Germany’s liberal FDP, a member of the country’s three-way coalition government, is calling for an immediate yet temporary halt to EU legislation that would impose additional red tape on businesses, such as the European Green Deal.
While the FDP has long advocated to ease bureaucratic burdens, the junior partner of Germany’s three-way coalition is now setting concrete demands.
“We call on the President of the Commission, Ms von der Leyen, to put on hold, for the time being, all measures that are still planned and that entail bureaucracy or other burdens on the economy,” FDP General Secretary Bijan Djir-Sarai said on Thursday.
In particular, the FDP took aim at the EU Due Diligence Directive and the European Green Deal for putting pressure on companies.
Earlier this year, French President Emmanuel Macron already called for a regulatory break, which has found fertile ground with Germany’s free market advocates.
According to the FDP, Brussels is the main reason businesses struggle to cope with the bureaucratic burden.
“We […] know that 57% of bureaucracy in Germany currently comes from Europe. That is why we urgently need a bureaucracy stop at the European level,” said Djir-Sarai.
While criticism of over-regulation from Brussels is nothing new, in 2022, the European Commission implemented a ‘one in, one out’ approach to offset newly introduced burdens by removing equivalent ones in the same policy area.

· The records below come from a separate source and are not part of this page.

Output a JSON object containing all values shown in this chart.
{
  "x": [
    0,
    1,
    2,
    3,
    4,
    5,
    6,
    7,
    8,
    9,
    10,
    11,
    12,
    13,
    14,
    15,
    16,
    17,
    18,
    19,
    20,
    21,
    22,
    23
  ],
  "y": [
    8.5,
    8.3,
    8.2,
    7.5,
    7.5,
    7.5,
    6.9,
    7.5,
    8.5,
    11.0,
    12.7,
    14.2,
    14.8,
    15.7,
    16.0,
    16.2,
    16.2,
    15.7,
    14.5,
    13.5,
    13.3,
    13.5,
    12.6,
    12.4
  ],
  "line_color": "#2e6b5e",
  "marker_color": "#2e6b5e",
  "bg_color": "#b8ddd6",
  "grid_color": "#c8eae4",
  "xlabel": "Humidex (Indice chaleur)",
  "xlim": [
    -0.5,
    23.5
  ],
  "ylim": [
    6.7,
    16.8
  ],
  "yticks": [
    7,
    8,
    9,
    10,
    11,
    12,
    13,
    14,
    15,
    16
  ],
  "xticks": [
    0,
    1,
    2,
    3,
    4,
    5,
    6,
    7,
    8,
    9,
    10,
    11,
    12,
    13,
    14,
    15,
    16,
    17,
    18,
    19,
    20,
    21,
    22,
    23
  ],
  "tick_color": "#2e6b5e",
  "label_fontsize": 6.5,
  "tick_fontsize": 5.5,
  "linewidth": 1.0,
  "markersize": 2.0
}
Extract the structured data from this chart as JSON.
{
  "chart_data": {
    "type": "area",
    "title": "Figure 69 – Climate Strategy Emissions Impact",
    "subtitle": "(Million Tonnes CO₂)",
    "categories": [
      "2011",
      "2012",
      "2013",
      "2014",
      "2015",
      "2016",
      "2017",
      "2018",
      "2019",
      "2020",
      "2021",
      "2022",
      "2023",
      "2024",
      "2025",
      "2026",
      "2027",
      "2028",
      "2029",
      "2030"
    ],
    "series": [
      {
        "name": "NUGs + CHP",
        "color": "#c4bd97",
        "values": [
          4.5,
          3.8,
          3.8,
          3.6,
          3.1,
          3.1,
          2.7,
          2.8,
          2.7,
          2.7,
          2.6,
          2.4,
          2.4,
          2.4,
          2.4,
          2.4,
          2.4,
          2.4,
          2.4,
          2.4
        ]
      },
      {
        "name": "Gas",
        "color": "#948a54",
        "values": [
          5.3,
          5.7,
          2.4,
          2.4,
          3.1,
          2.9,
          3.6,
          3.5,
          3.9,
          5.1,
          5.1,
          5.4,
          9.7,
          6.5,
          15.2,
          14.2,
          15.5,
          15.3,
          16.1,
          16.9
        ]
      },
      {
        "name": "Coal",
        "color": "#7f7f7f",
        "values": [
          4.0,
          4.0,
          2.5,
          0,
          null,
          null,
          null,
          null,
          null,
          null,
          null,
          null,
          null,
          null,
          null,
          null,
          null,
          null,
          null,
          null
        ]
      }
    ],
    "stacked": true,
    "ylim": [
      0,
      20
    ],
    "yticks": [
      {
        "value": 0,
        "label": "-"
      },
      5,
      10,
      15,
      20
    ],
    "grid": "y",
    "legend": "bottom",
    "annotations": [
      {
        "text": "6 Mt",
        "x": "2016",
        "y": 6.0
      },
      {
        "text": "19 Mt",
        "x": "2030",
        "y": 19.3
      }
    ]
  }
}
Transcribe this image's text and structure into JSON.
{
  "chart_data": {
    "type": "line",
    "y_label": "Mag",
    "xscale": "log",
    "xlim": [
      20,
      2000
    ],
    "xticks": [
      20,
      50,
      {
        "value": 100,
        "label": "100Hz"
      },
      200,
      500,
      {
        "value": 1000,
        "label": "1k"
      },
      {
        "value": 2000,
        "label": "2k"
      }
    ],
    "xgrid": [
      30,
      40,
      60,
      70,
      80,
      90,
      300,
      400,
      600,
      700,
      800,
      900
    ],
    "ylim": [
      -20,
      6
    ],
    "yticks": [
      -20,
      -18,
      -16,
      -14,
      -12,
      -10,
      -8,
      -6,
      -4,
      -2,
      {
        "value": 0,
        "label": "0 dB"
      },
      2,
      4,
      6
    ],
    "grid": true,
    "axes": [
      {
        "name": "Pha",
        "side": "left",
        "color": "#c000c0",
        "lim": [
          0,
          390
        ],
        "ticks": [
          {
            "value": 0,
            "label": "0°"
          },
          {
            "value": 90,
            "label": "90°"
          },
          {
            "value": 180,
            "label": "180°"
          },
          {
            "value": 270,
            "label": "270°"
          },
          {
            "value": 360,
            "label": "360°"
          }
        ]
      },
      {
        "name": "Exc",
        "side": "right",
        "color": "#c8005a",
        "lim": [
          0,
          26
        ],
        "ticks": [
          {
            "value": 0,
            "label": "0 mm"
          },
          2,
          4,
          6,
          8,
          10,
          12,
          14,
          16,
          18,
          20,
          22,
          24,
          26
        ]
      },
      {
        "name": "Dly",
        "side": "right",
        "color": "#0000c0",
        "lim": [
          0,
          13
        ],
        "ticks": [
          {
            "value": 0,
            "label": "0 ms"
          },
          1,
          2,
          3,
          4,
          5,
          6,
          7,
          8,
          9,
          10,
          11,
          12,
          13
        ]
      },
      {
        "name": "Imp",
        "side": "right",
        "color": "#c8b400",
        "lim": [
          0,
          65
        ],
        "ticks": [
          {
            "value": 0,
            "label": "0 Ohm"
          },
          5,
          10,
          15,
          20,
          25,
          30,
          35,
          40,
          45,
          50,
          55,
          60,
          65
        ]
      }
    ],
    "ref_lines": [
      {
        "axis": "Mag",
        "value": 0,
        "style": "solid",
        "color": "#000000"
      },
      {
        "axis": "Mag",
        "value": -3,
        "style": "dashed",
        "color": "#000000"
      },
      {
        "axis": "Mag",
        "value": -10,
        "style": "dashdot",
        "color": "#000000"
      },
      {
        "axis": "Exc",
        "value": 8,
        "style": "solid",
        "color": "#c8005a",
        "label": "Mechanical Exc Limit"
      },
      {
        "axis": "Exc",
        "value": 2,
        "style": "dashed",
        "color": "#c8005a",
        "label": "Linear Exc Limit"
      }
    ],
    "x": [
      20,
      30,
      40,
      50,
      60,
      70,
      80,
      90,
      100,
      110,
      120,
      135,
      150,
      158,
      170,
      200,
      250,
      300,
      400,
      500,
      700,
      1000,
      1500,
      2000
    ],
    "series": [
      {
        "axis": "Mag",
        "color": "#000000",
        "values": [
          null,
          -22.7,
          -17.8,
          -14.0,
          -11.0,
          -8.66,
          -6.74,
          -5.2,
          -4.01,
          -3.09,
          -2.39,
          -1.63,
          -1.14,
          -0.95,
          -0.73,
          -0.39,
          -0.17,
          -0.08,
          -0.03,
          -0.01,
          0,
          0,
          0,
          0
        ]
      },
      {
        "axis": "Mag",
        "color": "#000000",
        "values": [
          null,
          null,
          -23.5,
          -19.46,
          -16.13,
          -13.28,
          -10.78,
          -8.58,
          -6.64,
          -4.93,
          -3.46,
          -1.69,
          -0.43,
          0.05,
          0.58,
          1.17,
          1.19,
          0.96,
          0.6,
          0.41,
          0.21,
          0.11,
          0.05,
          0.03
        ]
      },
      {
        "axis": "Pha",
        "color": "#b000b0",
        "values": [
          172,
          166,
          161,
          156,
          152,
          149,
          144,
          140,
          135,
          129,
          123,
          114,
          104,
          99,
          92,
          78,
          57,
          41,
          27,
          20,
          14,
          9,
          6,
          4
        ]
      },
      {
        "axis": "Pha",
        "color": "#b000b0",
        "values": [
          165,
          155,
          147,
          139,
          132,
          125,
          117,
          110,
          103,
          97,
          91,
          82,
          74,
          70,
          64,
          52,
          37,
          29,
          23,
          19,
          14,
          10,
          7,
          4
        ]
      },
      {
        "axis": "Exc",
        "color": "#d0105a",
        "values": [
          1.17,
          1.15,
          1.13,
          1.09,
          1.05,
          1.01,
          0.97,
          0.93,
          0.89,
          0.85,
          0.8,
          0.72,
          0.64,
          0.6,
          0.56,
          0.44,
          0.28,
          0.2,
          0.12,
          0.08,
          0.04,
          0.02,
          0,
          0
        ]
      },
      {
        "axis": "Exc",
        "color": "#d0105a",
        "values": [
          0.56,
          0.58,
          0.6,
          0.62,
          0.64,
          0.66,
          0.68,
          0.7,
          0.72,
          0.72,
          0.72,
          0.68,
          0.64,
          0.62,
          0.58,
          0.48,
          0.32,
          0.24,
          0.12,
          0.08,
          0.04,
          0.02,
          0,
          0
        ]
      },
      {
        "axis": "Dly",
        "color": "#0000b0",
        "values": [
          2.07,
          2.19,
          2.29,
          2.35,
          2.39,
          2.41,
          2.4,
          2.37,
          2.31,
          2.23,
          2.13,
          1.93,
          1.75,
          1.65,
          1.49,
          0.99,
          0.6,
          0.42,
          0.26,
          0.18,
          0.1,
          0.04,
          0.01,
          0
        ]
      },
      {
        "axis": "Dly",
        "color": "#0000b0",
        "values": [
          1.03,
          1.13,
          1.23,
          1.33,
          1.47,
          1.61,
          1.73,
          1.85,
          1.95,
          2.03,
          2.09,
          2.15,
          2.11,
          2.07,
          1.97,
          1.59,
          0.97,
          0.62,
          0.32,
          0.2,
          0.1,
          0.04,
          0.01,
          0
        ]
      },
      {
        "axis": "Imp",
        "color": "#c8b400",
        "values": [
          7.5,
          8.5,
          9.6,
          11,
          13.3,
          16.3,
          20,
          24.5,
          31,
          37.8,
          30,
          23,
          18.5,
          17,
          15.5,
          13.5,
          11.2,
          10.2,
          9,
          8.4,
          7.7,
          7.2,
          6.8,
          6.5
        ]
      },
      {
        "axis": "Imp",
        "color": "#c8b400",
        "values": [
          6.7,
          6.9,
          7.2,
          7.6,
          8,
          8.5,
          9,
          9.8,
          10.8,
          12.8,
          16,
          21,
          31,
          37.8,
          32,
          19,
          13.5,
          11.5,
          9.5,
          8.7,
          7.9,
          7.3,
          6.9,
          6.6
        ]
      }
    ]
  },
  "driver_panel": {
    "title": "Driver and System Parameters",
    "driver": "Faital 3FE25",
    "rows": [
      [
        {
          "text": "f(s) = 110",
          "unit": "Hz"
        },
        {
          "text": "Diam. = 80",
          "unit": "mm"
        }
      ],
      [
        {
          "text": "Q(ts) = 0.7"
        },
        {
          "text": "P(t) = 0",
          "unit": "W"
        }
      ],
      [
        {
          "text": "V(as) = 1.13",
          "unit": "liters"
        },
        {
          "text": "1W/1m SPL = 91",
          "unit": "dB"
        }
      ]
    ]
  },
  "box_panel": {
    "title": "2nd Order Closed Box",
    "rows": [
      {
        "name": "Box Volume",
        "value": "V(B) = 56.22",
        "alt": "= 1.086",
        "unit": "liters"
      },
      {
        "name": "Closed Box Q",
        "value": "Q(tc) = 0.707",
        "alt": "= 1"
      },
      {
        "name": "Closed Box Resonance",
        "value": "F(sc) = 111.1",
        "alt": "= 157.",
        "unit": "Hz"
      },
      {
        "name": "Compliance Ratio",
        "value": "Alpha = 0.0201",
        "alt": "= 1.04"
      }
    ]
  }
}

But critics say the economy has yet to see tangible results. Last Friday, Gunther Krichbaum, a member of parliament for the conservative CDU, said that “in 2022, only 688 [EU] regulations were deleted, but 2,429 were added”.
“We need to take the ‘one in, one out’ principle finally seriously,” he stressed at the Bureaucracy Reduction Conference of the German Chamber of Industry and Commerce (DIHK).
While relations between Germany and France have seen better days, dissatisfaction with the amount of EU regulation and a shared view regarding over-regulation among the liberals on either side of the Rhine seems to unite the two governments in this area.
At the end of August, both countries expressed their will to launch an initiative to ask the EU to cut reporting obligations for companies.
“We [the German government] are now preparing an initiative for the next joint Franco-German cabinet meeting,” Justice Minister Marco Buschmann, also of the FDP, told the DIHK conference last Friday.
“If the President of the French Republic, the German Chancellor and the President of the Commission, who also gave a very eloquent speech on the reduction of bureaucracy, really want it, then we will make it happen […],” he added.